All family members need to be thoroughly checked if one member has head lice. It is not necessary to treat other members with a pediculicide product unless signs of infestation are found. Treating the environment is however an important step in preventing the spread of head lice. The following precautions are advised in the home:

  • Disinfect all combs and brushes by soaking in hot water (130 degrees) for at least 15 minutes.
  • Machine wash all clothing, towels, bed linens, blankets, etc in hot water and dry for at least 20 minutes on the highest heat cycle of your clothes dryer.
  • Store all other exposed items that cannot be machine washed (like stuffed animals and dolls) in tightly sealed plastic bags for two weeks. Since lice cannot live outside the body for any longer than this time period any remaining lice or nits will have died.
  • Vacuum any affected areas (rugs, furniture, and mattresses) and discard the vacuum bag.

Should I alert school officials if I find head lice on my child?

Yes.

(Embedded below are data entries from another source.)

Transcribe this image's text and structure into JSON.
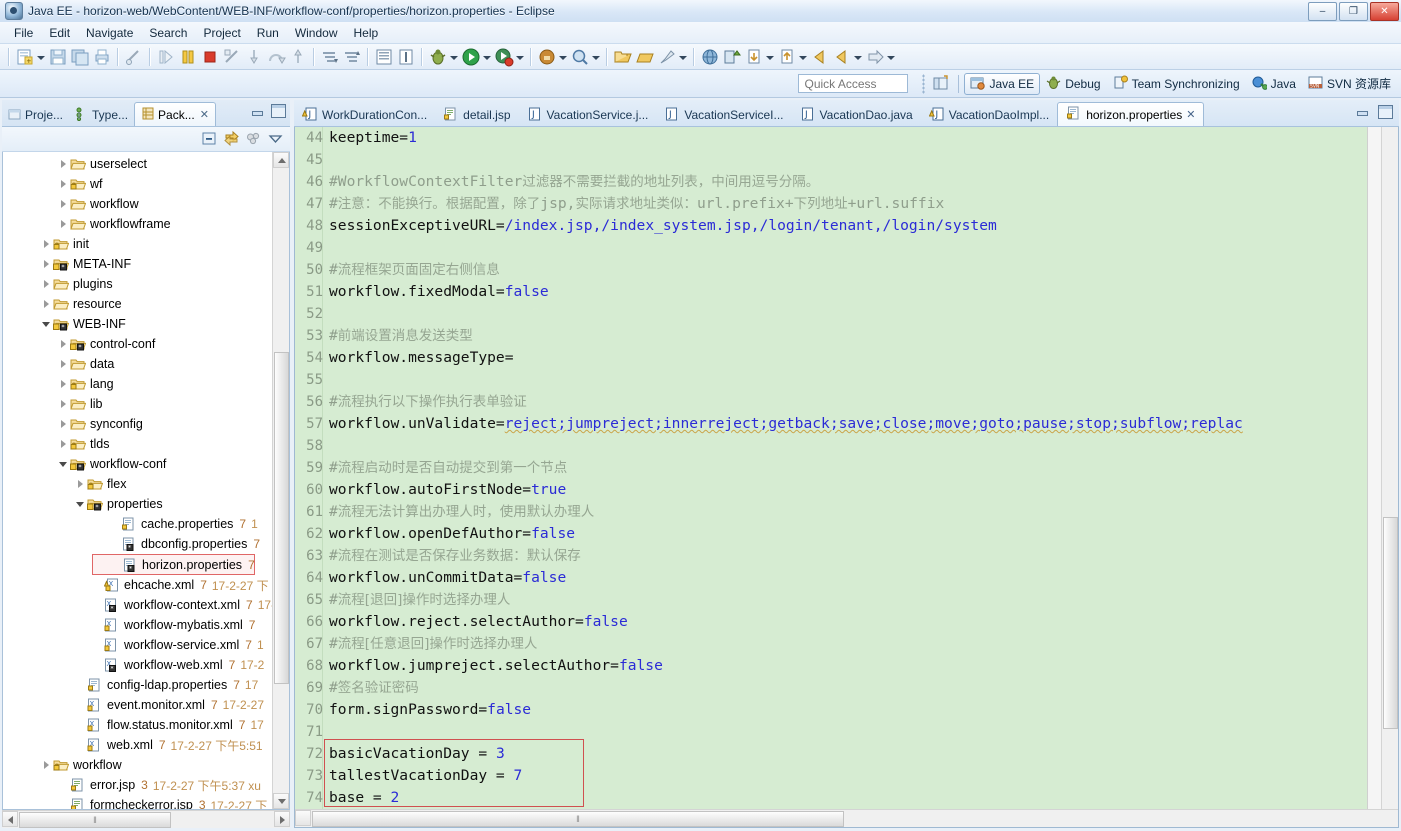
{
  "window": {
    "title": "Java EE - horizon-web/WebContent/WEB-INF/workflow-conf/properties/horizon.properties - Eclipse",
    "minimize_label": "–",
    "maximize_label": "❐",
    "close_label": "✕"
  },
  "menubar": {
    "items": [
      "File",
      "Edit",
      "Navigate",
      "Search",
      "Project",
      "Run",
      "Window",
      "Help"
    ]
  },
  "perspective_bar": {
    "quick_access_placeholder": "Quick Access",
    "open_perspective_icon": "open-perspective-icon",
    "perspectives": [
      {
        "label": "Java EE",
        "icon": "java-ee-perspective-icon",
        "active": true
      },
      {
        "label": "Debug",
        "icon": "debug-perspective-icon",
        "active": false
      },
      {
        "label": "Team Synchronizing",
        "icon": "team-sync-perspective-icon",
        "active": false
      },
      {
        "label": "Java",
        "icon": "java-perspective-icon",
        "active": false
      },
      {
        "label": "SVN 资源库",
        "icon": "svn-perspective-icon",
        "active": false
      }
    ]
  },
  "left_panel": {
    "tabs": [
      {
        "label": "Proje...",
        "icon": "project-explorer-icon",
        "active": false
      },
      {
        "label": "Type...",
        "icon": "type-hierarchy-icon",
        "active": false
      },
      {
        "label": "Pack...",
        "icon": "package-explorer-icon",
        "active": true,
        "close": "✕"
      }
    ],
    "view_toolbar": [
      "collapse-all-icon",
      "link-with-editor-icon",
      "focus-icon",
      "view-menu-icon"
    ],
    "tree": [
      {
        "indent": 3,
        "twist": "closed",
        "icon": "folder-icon",
        "label": "userselect",
        "meta": "",
        "meta2": ""
      },
      {
        "indent": 3,
        "twist": "closed",
        "icon": "folder-lock-icon",
        "label": "wf",
        "meta": "",
        "meta2": ""
      },
      {
        "indent": 3,
        "twist": "closed",
        "icon": "folder-icon",
        "label": "workflow",
        "meta": "",
        "meta2": ""
      },
      {
        "indent": 3,
        "twist": "closed",
        "icon": "folder-icon",
        "label": "workflowframe",
        "meta": "",
        "meta2": ""
      },
      {
        "indent": 2,
        "twist": "closed",
        "icon": "folder-lock-icon",
        "label": "init",
        "meta": "",
        "meta2": ""
      },
      {
        "indent": 2,
        "twist": "closed",
        "icon": "folder-star-icon",
        "label": "META-INF",
        "meta": "",
        "meta2": ""
      },
      {
        "indent": 2,
        "twist": "closed",
        "icon": "folder-icon",
        "label": "plugins",
        "meta": "",
        "meta2": ""
      },
      {
        "indent": 2,
        "twist": "closed",
        "icon": "folder-icon",
        "label": "resource",
        "meta": "",
        "meta2": ""
      },
      {
        "indent": 2,
        "twist": "open",
        "icon": "folder-star-icon",
        "label": "WEB-INF",
        "meta": "",
        "meta2": ""
      },
      {
        "indent": 3,
        "twist": "closed",
        "icon": "folder-star-icon",
        "label": "control-conf",
        "meta": "",
        "meta2": ""
      },
      {
        "indent": 3,
        "twist": "closed",
        "icon": "folder-icon",
        "label": "data",
        "meta": "",
        "meta2": ""
      },
      {
        "indent": 3,
        "twist": "closed",
        "icon": "folder-lock-icon",
        "label": "lang",
        "meta": "",
        "meta2": ""
      },
      {
        "indent": 3,
        "twist": "closed",
        "icon": "folder-icon",
        "label": "lib",
        "meta": "",
        "meta2": ""
      },
      {
        "indent": 3,
        "twist": "closed",
        "icon": "folder-icon",
        "label": "synconfig",
        "meta": "",
        "meta2": ""
      },
      {
        "indent": 3,
        "twist": "closed",
        "icon": "folder-lock-icon",
        "label": "tlds",
        "meta": "",
        "meta2": ""
      },
      {
        "indent": 3,
        "twist": "open",
        "icon": "folder-star-icon",
        "label": "workflow-conf",
        "meta": "",
        "meta2": ""
      },
      {
        "indent": 4,
        "twist": "closed",
        "icon": "folder-lock-icon",
        "label": "flex",
        "meta": "",
        "meta2": ""
      },
      {
        "indent": 4,
        "twist": "open",
        "icon": "folder-star-icon",
        "label": "properties",
        "meta": "",
        "meta2": ""
      },
      {
        "indent": 6,
        "twist": "none",
        "icon": "properties-file-icon",
        "label": "cache.properties",
        "meta": "7",
        "meta2": "1"
      },
      {
        "indent": 6,
        "twist": "none",
        "icon": "properties-file-star-icon",
        "label": "dbconfig.properties",
        "meta": "7",
        "meta2": ""
      },
      {
        "indent": 6,
        "twist": "none",
        "icon": "properties-file-star-icon",
        "label": "horizon.properties",
        "meta": "7",
        "meta2": "",
        "highlighted": true
      },
      {
        "indent": 5,
        "twist": "none",
        "icon": "xml-warn-file-icon",
        "label": "ehcache.xml",
        "meta": "7",
        "meta2": "17-2-27 下"
      },
      {
        "indent": 5,
        "twist": "none",
        "icon": "xml-file-star-icon",
        "label": "workflow-context.xml",
        "meta": "7",
        "meta2": "17-"
      },
      {
        "indent": 5,
        "twist": "none",
        "icon": "xml-file-icon",
        "label": "workflow-mybatis.xml",
        "meta": "7",
        "meta2": ""
      },
      {
        "indent": 5,
        "twist": "none",
        "icon": "xml-file-icon",
        "label": "workflow-service.xml",
        "meta": "7",
        "meta2": "1"
      },
      {
        "indent": 5,
        "twist": "none",
        "icon": "xml-file-star-icon",
        "label": "workflow-web.xml",
        "meta": "7",
        "meta2": "17-2"
      },
      {
        "indent": 4,
        "twist": "none",
        "icon": "properties-file-icon",
        "label": "config-ldap.properties",
        "meta": "7",
        "meta2": "17"
      },
      {
        "indent": 4,
        "twist": "none",
        "icon": "xml-file-icon",
        "label": "event.monitor.xml",
        "meta": "7",
        "meta2": "17-2-27"
      },
      {
        "indent": 4,
        "twist": "none",
        "icon": "xml-file-icon",
        "label": "flow.status.monitor.xml",
        "meta": "7",
        "meta2": "17"
      },
      {
        "indent": 4,
        "twist": "none",
        "icon": "xml-file-icon",
        "label": "web.xml",
        "meta": "7",
        "meta2": "17-2-27 下午5:51"
      },
      {
        "indent": 2,
        "twist": "closed",
        "icon": "folder-lock-icon",
        "label": "workflow",
        "meta": "",
        "meta2": ""
      },
      {
        "indent": 3,
        "twist": "none",
        "icon": "jsp-file-icon",
        "label": "error.jsp",
        "meta": "3",
        "meta2": "17-2-27 下午5:37  xu"
      },
      {
        "indent": 3,
        "twist": "none",
        "icon": "jsp-file-icon",
        "label": "formcheckerror.jsp",
        "meta": "3",
        "meta2": "17-2-27 下"
      }
    ],
    "hscroll_grip": "‖"
  },
  "editor_area": {
    "tabs": [
      {
        "label": "WorkDurationCon...",
        "icon": "java-warning-file-icon",
        "active": false
      },
      {
        "label": "detail.jsp",
        "icon": "jsp-file-icon",
        "active": false
      },
      {
        "label": "VacationService.j...",
        "icon": "java-file-icon",
        "active": false
      },
      {
        "label": "VacationServiceI...",
        "icon": "java-file-icon",
        "active": false
      },
      {
        "label": "VacationDao.java",
        "icon": "java-file-icon",
        "active": false
      },
      {
        "label": "VacationDaoImpl...",
        "icon": "java-warning-file-icon",
        "active": false
      },
      {
        "label": "horizon.properties",
        "icon": "properties-file-icon",
        "active": true,
        "close": "✕"
      }
    ],
    "controls": [
      "minimize-editor-icon",
      "maximize-editor-icon"
    ],
    "hscroll_grip": "‖",
    "highlight_box": {
      "color": "#d05050"
    },
    "lines": [
      {
        "num": "44",
        "parts": [
          {
            "t": "keeptime=",
            "c": "key"
          },
          {
            "t": "1",
            "c": "val"
          }
        ]
      },
      {
        "num": "45",
        "parts": []
      },
      {
        "num": "46",
        "parts": [
          {
            "t": "#WorkflowContextFilter",
            "c": "comment"
          },
          {
            "t": "过滤器不需要拦截的地址列表，中间用逗号分隔。",
            "c": "comment-cjk"
          }
        ]
      },
      {
        "num": "47",
        "parts": [
          {
            "t": "#",
            "c": "comment"
          },
          {
            "t": "注意：不能换行。根据配置，除了",
            "c": "comment-cjk"
          },
          {
            "t": "jsp",
            "c": "comment"
          },
          {
            "t": ",",
            "c": "comment"
          },
          {
            "t": "实际请求地址类似：",
            "c": "comment-cjk"
          },
          {
            "t": "url.prefix",
            "c": "comment"
          },
          {
            "t": "+",
            "c": "comment"
          },
          {
            "t": "下列地址",
            "c": "comment-cjk"
          },
          {
            "t": "+url.suffix",
            "c": "comment"
          }
        ]
      },
      {
        "num": "48",
        "parts": [
          {
            "t": "sessionExceptiveURL=",
            "c": "key"
          },
          {
            "t": "/index.jsp,/index_system.jsp,/login/tenant,/login/system",
            "c": "val"
          }
        ]
      },
      {
        "num": "49",
        "parts": []
      },
      {
        "num": "50",
        "parts": [
          {
            "t": "#",
            "c": "comment"
          },
          {
            "t": "流程框架页面固定右侧信息",
            "c": "comment-cjk"
          }
        ]
      },
      {
        "num": "51",
        "parts": [
          {
            "t": "workflow.fixedModal=",
            "c": "key"
          },
          {
            "t": "false",
            "c": "val"
          }
        ]
      },
      {
        "num": "52",
        "parts": []
      },
      {
        "num": "53",
        "parts": [
          {
            "t": "#",
            "c": "comment"
          },
          {
            "t": "前端设置消息发送类型",
            "c": "comment-cjk"
          }
        ]
      },
      {
        "num": "54",
        "parts": [
          {
            "t": "workflow.messageType=",
            "c": "key"
          }
        ]
      },
      {
        "num": "55",
        "parts": []
      },
      {
        "num": "56",
        "parts": [
          {
            "t": "#",
            "c": "comment"
          },
          {
            "t": "流程执行以下操作执行表单验证",
            "c": "comment-cjk"
          }
        ]
      },
      {
        "num": "57",
        "parts": [
          {
            "t": "workflow.unValidate=",
            "c": "key"
          },
          {
            "t": "reject;jumpreject;innerreject;getback;save;close;move;goto;pause;stop;subflow;replac",
            "c": "val-squig"
          }
        ]
      },
      {
        "num": "58",
        "parts": []
      },
      {
        "num": "59",
        "parts": [
          {
            "t": "#",
            "c": "comment"
          },
          {
            "t": "流程启动时是否自动提交到第一个节点",
            "c": "comment-cjk"
          }
        ]
      },
      {
        "num": "60",
        "parts": [
          {
            "t": "workflow.autoFirstNode=",
            "c": "key"
          },
          {
            "t": "true",
            "c": "val"
          }
        ]
      },
      {
        "num": "61",
        "parts": [
          {
            "t": "#",
            "c": "comment"
          },
          {
            "t": "流程无法计算出办理人时，使用默认办理人",
            "c": "comment-cjk"
          }
        ]
      },
      {
        "num": "62",
        "parts": [
          {
            "t": "workflow.openDefAuthor=",
            "c": "key"
          },
          {
            "t": "false",
            "c": "val"
          }
        ]
      },
      {
        "num": "63",
        "parts": [
          {
            "t": "#",
            "c": "comment"
          },
          {
            "t": "流程在测试是否保存业务数据：默认保存",
            "c": "comment-cjk"
          }
        ]
      },
      {
        "num": "64",
        "parts": [
          {
            "t": "workflow.unCommitData=",
            "c": "key"
          },
          {
            "t": "false",
            "c": "val"
          }
        ]
      },
      {
        "num": "65",
        "parts": [
          {
            "t": "#",
            "c": "comment"
          },
          {
            "t": "流程[退回]操作时选择办理人",
            "c": "comment-cjk"
          }
        ]
      },
      {
        "num": "66",
        "parts": [
          {
            "t": "workflow.reject.selectAuthor=",
            "c": "key"
          },
          {
            "t": "false",
            "c": "val"
          }
        ]
      },
      {
        "num": "67",
        "parts": [
          {
            "t": "#",
            "c": "comment"
          },
          {
            "t": "流程[任意退回]操作时选择办理人",
            "c": "comment-cjk"
          }
        ]
      },
      {
        "num": "68",
        "parts": [
          {
            "t": "workflow.jumpreject.selectAuthor=",
            "c": "key"
          },
          {
            "t": "false",
            "c": "val"
          }
        ]
      },
      {
        "num": "69",
        "parts": [
          {
            "t": "#",
            "c": "comment"
          },
          {
            "t": "签名验证密码",
            "c": "comment-cjk"
          }
        ]
      },
      {
        "num": "70",
        "parts": [
          {
            "t": "form.signPassword=",
            "c": "key"
          },
          {
            "t": "false",
            "c": "val"
          }
        ]
      },
      {
        "num": "71",
        "parts": []
      },
      {
        "num": "72",
        "parts": [
          {
            "t": "basicVacationDay = ",
            "c": "key"
          },
          {
            "t": "3",
            "c": "val"
          }
        ]
      },
      {
        "num": "73",
        "parts": [
          {
            "t": "tallestVacationDay = ",
            "c": "key"
          },
          {
            "t": "7",
            "c": "val"
          }
        ]
      },
      {
        "num": "74",
        "parts": [
          {
            "t": "base = ",
            "c": "key"
          },
          {
            "t": "2",
            "c": "val"
          }
        ]
      }
    ]
  },
  "colors": {
    "editor_background": "#d6ecd2",
    "value_text": "#2b2bd6",
    "comment_text": "#8f9e8c",
    "highlight_border": "#d05050",
    "chrome_blue": "#d4e4f5"
  }
}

The only way to be certain that head lice will not persist is to adequately treat anyone who has them. If you discover head lice on your child, chances are good that someone else in the classroom is also affected. If you alert school officials the school nurse can screen for head lice in the classroom and also alert parents to check their children on a regular basis. Remember that head lice do not imply unsanitary living conditions. You are doing your child, his or her classmates and the teacher a disservice if embarrassment keeps you from sharing information about head lice.